Седрик уверенно вел машину по московским улицам. Впервые за долгое, бесконечно долгое время Катя чувствовала покой и уверенность. Странное дело, она больше не доверяла своим старым знакомым, но доверяла этому совершенно незнакомому человеку, которого впервые увидела всего час назад…
Они проносились мимо ярко освещенных ресторанов и клубов. Казалось, Москва вообще никогда не спит.
Седрик, словно прочитав Катины мысли, проговорил:
– Странный город! Кажется, здесь нет обычной, нормальной человеческой жизни. Ваши соотечественники не живут – они только делают деньги и потом лихорадочно тратят их. И все меряют только деньгами… я нигде, ни в одном городе мира не видел такого показного богатства! У каждого второго москвича на руке часы, стоимостью равные дорогому автомобилю, у каждого третьего – автомобиль, который стоит больше, чем приличный дом на Лазурном Берегу…
– Ну, вы все же, наверное, преувеличиваете… вряд ли вы успели в подробностях разглядеть здешнюю жизнь…
– Может быть, Катрин, может быть, я немного и преувеличиваю… – произнес Седрик с мягкой виноватой улыбкой. – Может быть, совсем чуть-чуть, вот столько… – он соединил указательный и большой пальцы в красноречивом жесте. – Но все же это очень странно… зачем так выставлять напоказ свое богатство? Это аморально, аморально и смешно… я знаю очень богатых людей, миллионеров. Они не носят одежду от Дольче и Габбано… их просто не поймут! Они одеваются в приличные, но не слишком дорогие вещи. Прямо скажу вам, Катрин, – я и сам принадлежу к достаточно богатой семье, но никто из моих родственников не ездит на «Бугатти» или «Феррари». Зачем это нужно? Зачем пускать пыль в глаза? Хороший дом, хорошая, надежная машина, хорошее образование… что еще нужно человеку?

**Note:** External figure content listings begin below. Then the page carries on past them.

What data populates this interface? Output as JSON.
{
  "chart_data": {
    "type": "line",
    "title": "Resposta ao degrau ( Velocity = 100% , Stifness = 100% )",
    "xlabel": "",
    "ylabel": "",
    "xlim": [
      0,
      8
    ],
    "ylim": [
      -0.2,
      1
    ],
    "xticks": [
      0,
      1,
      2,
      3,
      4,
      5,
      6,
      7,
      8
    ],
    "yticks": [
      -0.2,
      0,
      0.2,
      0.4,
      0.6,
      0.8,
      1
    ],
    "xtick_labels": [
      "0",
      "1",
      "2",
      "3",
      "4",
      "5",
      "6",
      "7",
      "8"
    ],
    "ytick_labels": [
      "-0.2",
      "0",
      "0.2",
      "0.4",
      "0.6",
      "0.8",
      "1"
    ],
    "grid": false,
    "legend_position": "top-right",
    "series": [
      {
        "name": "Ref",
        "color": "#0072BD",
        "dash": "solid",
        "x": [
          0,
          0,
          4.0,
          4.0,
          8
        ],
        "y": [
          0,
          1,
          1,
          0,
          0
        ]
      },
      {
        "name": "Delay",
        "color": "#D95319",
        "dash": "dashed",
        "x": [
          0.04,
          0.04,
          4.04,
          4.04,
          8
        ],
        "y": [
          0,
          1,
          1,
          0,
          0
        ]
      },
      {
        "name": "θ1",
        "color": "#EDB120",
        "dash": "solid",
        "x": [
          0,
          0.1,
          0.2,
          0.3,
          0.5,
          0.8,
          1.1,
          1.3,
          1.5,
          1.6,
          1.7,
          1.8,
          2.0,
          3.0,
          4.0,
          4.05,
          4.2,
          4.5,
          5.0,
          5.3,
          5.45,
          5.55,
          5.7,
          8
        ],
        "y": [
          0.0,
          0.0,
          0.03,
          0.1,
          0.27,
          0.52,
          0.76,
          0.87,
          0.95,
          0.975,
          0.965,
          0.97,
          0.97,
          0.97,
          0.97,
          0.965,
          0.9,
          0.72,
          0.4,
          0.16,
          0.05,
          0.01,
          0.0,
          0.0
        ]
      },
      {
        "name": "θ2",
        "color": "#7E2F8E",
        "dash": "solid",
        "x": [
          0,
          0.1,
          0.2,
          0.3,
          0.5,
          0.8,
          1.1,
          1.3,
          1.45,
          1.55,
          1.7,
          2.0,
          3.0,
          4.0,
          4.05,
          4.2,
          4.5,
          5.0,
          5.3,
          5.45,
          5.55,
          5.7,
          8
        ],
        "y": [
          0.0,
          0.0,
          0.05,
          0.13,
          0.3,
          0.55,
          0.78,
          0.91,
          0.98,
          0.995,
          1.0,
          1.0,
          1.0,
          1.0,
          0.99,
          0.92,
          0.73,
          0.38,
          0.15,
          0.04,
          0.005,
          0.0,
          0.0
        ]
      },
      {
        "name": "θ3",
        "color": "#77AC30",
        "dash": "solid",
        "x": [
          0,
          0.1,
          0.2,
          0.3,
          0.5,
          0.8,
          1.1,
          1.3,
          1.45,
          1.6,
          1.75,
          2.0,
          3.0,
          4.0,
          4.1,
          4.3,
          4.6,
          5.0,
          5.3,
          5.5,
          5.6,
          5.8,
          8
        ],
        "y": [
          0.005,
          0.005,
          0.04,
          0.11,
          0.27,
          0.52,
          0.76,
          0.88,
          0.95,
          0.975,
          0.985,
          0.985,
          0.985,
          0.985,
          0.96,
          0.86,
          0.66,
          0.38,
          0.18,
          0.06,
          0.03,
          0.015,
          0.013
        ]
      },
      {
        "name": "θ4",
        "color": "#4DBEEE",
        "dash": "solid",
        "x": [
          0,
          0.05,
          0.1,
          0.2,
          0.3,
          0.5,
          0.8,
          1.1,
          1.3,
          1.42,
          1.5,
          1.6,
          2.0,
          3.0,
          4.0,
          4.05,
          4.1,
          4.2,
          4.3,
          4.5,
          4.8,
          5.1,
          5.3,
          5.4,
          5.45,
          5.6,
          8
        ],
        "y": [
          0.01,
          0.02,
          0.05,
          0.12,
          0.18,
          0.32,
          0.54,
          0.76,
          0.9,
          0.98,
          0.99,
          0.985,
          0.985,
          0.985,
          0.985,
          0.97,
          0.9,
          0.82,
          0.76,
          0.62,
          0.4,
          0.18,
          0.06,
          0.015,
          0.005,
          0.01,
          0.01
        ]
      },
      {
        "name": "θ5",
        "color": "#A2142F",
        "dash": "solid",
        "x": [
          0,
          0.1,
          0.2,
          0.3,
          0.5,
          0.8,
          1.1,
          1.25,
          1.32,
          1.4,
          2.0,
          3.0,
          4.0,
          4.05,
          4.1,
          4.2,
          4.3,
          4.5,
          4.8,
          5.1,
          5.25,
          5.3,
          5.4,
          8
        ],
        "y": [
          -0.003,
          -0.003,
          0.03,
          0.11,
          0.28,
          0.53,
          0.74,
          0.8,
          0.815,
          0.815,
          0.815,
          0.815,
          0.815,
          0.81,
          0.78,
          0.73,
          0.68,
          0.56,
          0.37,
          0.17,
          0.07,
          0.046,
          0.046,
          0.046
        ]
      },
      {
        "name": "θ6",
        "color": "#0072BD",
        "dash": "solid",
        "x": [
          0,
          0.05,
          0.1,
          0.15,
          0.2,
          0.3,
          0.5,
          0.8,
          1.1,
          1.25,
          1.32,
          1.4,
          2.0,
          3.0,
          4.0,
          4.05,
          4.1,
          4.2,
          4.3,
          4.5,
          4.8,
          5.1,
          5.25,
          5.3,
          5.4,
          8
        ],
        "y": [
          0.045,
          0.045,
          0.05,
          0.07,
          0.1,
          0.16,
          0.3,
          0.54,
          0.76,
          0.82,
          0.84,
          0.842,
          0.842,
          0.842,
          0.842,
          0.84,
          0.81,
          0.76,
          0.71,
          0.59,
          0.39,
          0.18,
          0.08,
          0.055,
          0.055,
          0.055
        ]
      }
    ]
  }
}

Седрик повернулся к Кате, словно призывая ее подтвердить верность его слов, сделал небольшую паузу и продолжил:
– И это – в католической Европе! А в Соединенных Штатах, где общественным мнением правит протестантская мораль, к этому относятся еще строже. Протестант должен много работать, чтобы разбогатеть, и он должен разбогатеть, чтобы делать добрые дела, заниматься благотворительностью. Если человек тратит свои деньги на дорогие вещи, на предметы роскоши – он плохой протестант! Он попадет в ад! Известный инвестор, миллиардер, когда-то выдвигавший свою кандидатуру на пост президента, Росс Спиро, гордится тем, что живет в доме ценой в тридцать тысяч долларов и носит костюмы, купленные на распродажах. Конечно, это уже крайность, исключение, но ведь известно, что исключения лишь подтверждают правило…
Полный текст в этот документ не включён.